I thought we use vector lengths as multiple of 32 because a warp has 32 CUDA cores.

However, it seems that there exist another units for double precisions, and CUDA cores seem to work only on single precision operations.

What I’m doing with my code all consist of double precision operations.

Do I still have to use vector length of 32?

If CUDA cores are for single precisions, what do they do during double precision operations?

I thought we use vector lengths as multiple of 32 because a warp has 32 CUDA cores.

A warp has 32 threads, not cores. Threads, warps, and blocks are programming elements. Compute units, cores, and multi-processor are hardware elements. Multiple warps may be actively running at the same time on different computing elements.

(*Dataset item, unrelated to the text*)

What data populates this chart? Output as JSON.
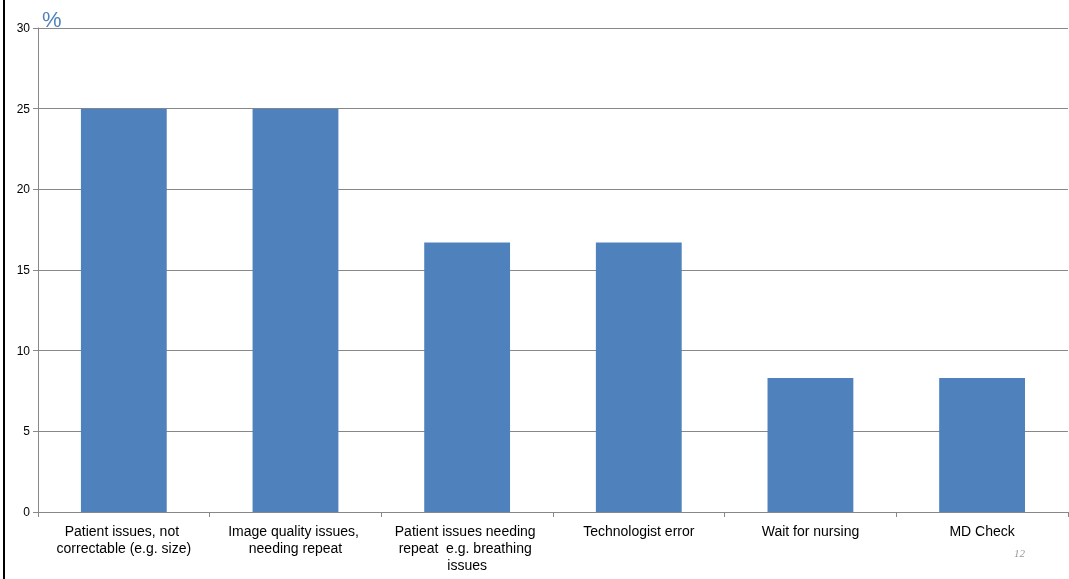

Do I still have to use vector length of 32?

The floating point precision you’re using has no effect on the vector length. While using double precision may require threads to share resources and thus effect performance, this does not change how you program.

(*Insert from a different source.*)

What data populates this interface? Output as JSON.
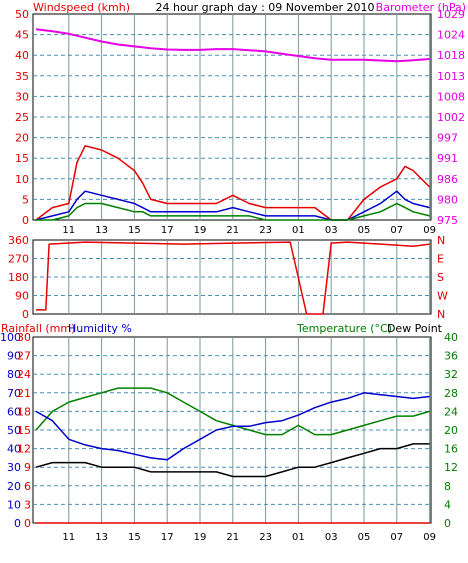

If CUDA cores are for single precisions, what do they do during double precision operations?

That will depend. If you have another warp performing single precision or integer instructions, then the other compute units will be occupied with these instructions. If all the active warps are only performing double precision, then you’d have inactive elements.

See the section labeled “Streaming Multiprocessor (SMX) Architecture” for more details.

  • Mat

Does CUDA or OpenCL also have separate programming elements?

It’s easy to understand the hierarchy of workitems in case of single precision because a vector and a warp can be directly mapped to an ALU(CUDA Core) and a SIMD engine.

However, in case of double precision, they are not mapped directly.